Mal arribaram à crista do morro, todos se estacaram petrificados de emoção, os queixos bicudos erguidos temendo e desafiando o silêncio daqueles ermos, como figurinhas de barro cheirando a vertigem do tempo e a singularidade insólita daquele momento único. Daí se desfrutava uma vista impressionante que fez desenfrear a pulsação dos presentes. Uma enorme planície quase completamente desbravada e calva, fazendo a espaços lembrar o restolho duma seara, e centenas, senão milhares!, de árvores dominadoras e esculturais salpicadas ao acaso pelo espaço aberto, até perder-se numas outras longínquas colinas cobertas de verde-malaquite espesso. Para a direita, o rio. Para além do rio, delimitando a margem mais afastada, uma escarpa quase a pique, marcando o fim do promontório enorme, que só se desvanecia no gris das serras.
- Aqui temos o primeiro sinal de gente! - exclamou o biólogo, contendo a emoção.
em A FEBRE DO OURO, pág 39

quinta-feira, 1 de maio de 2014

4 bolas de prata


O caso era intrincado demais. Não era possível saber de que eram feitas as esferas, nem para que serviam.                              
- Não me admirava nada... que fossem de prata...
- Quê?... - gritou o comandante. - Prata!?...
Para o geólogo dificilmente seria outra coisa: crómio, aço inoxidável, ou alumínio, por exemplo... já que esse metal nem era conhecido dos físicos (ou dos alquimistas?) do planeta da e de Eridanus. Por essas alturas, conheciam ainda menos elementos que os sessenta com que o sábio Mendlief estabeleceu a famosa tábua que na Terra traz o seu nome. Tampouco o mineralogista poderia referir a útil manganina, ou a brilhante alpaca - a suprema mistificação da prata!... -, essa especiosa liga de cobre, zinco e níquel, com que (muito presumivelmente... se me permitem...), um dia... uma certa burguesia do planeta, pretenderá iludir com terrinas e garfos... a sua condição rasca, mediana!...
- Prata?! - o capitão deu um salto, meio esgazeado - É isso! Prata!... - berrou ele. E depois virando-se repentinamente para o cartógrafo. - A estrada de prata... lembra-se?
Um súbito mas diferenciado frenesim invadiu os membros do grupo. Não era para menos, a situação em que se encontravam, pese embora a rudeza e a ignorância dos marujos (e do próprio capitão), gente de mais ferro e fogo do que de fascínio pelo etéreo, pelo maravilhoso desconhecido de mundos de outro mundo.
Avançaram, pois, agora sem tantas cautelas, hipnotizados pela ideia da prata, seus desígnios e proventos.
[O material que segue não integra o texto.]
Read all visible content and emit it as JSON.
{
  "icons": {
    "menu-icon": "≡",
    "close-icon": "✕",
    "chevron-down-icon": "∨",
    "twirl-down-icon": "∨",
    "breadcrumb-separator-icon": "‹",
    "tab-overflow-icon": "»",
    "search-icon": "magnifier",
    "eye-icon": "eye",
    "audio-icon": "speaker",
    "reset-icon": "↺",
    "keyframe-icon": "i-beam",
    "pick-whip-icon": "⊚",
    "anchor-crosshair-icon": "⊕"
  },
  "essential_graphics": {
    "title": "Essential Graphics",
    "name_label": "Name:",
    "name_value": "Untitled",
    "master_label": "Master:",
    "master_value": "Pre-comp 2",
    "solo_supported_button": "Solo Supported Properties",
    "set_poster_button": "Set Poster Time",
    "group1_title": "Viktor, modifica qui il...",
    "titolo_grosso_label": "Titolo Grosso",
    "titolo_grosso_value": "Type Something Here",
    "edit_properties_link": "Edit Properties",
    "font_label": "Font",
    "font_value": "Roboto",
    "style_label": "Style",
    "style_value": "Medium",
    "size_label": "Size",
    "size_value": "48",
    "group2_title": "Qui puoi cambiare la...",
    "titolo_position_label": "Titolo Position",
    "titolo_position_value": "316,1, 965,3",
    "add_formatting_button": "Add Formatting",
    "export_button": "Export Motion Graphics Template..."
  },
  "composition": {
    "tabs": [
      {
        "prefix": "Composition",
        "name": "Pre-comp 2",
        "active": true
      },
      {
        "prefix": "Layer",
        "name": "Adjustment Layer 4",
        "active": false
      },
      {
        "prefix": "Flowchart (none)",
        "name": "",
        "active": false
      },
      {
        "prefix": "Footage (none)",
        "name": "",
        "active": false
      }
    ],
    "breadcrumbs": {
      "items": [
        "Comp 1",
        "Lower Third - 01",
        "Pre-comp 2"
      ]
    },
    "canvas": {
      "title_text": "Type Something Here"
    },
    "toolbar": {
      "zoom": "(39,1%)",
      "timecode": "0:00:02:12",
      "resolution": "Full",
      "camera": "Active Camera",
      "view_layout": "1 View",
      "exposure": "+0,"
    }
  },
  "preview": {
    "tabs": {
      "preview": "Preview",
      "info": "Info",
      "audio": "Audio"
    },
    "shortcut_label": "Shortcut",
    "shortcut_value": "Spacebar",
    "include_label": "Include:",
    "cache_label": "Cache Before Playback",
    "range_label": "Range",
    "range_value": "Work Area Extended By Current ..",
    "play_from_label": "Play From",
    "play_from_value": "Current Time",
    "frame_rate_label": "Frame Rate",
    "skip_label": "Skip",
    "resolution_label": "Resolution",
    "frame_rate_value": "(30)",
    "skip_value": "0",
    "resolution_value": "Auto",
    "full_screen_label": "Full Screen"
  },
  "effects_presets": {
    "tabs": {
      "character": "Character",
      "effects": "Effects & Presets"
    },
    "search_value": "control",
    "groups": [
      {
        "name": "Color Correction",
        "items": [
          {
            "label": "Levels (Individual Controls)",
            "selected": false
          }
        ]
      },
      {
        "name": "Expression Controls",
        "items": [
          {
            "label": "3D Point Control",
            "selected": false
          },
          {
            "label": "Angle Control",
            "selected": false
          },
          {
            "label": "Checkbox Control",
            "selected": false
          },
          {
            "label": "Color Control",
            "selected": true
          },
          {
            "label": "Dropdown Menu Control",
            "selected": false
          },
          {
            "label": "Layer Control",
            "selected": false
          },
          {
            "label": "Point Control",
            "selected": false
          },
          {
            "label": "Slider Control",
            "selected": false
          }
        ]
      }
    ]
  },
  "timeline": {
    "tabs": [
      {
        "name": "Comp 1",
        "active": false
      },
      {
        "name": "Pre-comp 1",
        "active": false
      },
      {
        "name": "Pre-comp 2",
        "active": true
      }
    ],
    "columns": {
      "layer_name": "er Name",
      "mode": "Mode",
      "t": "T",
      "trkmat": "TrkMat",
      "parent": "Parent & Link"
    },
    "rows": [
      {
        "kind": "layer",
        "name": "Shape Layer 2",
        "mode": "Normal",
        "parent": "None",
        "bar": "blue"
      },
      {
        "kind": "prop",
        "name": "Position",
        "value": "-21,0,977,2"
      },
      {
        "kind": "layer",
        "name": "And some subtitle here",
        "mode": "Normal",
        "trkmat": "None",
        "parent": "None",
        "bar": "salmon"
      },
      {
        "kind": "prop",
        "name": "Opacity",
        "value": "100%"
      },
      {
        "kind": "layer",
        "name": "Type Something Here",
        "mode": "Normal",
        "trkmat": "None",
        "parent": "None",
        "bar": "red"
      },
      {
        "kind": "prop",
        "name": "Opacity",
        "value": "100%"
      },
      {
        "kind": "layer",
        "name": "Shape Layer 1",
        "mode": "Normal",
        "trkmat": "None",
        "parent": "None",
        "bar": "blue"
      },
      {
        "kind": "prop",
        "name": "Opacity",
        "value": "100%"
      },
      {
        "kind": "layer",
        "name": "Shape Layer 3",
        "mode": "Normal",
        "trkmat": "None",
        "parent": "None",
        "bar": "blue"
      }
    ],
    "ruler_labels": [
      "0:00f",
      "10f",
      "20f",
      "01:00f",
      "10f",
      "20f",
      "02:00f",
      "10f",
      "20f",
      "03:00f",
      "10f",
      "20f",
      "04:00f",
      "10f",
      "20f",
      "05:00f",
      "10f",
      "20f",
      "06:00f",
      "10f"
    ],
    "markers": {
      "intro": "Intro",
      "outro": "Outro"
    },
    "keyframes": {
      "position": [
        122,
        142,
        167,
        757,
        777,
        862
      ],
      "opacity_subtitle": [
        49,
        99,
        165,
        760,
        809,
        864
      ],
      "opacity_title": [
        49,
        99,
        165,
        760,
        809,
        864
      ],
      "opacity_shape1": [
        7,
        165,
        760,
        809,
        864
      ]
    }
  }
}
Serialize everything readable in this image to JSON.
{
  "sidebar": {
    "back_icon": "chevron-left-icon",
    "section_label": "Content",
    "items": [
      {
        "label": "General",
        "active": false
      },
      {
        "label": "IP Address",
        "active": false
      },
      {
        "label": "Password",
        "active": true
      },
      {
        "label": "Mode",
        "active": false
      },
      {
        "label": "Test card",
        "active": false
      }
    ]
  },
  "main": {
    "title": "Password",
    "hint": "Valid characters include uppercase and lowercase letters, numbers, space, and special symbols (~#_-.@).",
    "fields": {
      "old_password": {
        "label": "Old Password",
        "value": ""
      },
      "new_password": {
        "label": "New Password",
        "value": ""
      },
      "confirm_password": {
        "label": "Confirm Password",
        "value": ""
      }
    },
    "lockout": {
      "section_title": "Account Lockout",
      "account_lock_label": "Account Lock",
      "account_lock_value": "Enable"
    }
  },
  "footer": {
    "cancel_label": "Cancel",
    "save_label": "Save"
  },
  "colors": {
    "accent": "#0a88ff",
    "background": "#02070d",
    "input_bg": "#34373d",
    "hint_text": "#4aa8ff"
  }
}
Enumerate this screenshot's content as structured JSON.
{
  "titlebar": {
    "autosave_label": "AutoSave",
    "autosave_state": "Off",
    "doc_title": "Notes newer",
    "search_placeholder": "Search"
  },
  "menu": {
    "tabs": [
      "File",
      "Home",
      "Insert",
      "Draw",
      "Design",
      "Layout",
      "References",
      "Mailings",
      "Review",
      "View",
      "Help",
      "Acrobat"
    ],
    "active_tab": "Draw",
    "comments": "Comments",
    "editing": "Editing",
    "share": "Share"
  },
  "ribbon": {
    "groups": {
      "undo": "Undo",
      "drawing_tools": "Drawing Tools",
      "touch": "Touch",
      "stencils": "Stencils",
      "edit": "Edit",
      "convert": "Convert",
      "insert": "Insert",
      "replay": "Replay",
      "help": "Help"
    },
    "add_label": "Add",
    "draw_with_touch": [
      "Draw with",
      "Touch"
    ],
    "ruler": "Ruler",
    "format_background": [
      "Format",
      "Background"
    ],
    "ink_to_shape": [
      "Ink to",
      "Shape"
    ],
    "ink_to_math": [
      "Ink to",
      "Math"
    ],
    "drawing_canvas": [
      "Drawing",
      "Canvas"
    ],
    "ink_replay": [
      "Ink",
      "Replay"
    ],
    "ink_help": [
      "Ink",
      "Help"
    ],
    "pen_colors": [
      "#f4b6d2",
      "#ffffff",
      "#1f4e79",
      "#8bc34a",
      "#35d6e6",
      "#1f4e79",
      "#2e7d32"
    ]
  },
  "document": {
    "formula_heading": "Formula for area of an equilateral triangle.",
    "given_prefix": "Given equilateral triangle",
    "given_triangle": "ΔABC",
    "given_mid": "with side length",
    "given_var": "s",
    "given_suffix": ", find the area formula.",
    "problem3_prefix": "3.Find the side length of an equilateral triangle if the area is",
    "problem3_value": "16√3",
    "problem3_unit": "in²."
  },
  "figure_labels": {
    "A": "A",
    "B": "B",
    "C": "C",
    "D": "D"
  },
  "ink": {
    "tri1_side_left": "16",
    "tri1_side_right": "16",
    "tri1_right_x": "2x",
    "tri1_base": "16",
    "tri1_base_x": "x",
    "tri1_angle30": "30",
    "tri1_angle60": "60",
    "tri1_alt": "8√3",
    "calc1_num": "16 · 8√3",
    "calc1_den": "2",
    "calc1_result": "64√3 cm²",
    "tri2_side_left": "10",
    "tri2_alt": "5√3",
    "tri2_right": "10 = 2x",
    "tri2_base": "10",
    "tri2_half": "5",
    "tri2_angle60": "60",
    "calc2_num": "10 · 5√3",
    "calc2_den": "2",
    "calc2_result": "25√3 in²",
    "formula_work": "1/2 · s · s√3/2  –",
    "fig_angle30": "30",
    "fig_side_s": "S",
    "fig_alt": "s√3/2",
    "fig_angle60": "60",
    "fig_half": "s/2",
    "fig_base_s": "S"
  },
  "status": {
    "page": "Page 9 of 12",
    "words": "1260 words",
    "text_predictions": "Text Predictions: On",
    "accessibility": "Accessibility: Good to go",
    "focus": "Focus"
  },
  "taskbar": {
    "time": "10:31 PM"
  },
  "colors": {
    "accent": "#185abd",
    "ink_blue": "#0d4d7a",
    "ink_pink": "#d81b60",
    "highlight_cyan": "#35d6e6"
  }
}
Havia que dar-lhe prioridade absoluta. O cartógrafo teve a sensação de sentir uma súbita luva de veludo a passar-lhe pela cara, mas logo - científica e filosoficamente - considerou que isso era apenas um frémito de emoção a perpassar-lhe pelos nervos superexcitados, ante a visão estonteante dum quadro irreal. Para que quereria, aquela gente, quatro bolas de prata, em cima duma árvore? Mas...seriam mesmo de prata, tão resplandecentes, sem sinais de oxidação... ao ar livre?... Que estaria por detrás de tudo aquilo? Fustigavam-lhe a cabeça, uma enormidade de pensamentos, todos ao mesmo tempo, entrelaçando-se, revirando-se, sobrepondo-se em turbilhão e, do caos organizado da resposta, pensou nos deuses: o supremo mítico, por excelência. Pôs a hipótese dum templo. Mas porquê a prata - se de prata se tratasse... - e não o ouro reluzente que ofusca o olhar, como o Deus-Sol?... E porquê quatro esferas? Porque não... uma só?... Uma só divindade, a que presidia aos destinos do Mundo onde nascera? Seriam deuses menores... se é que de deuses se tratava?...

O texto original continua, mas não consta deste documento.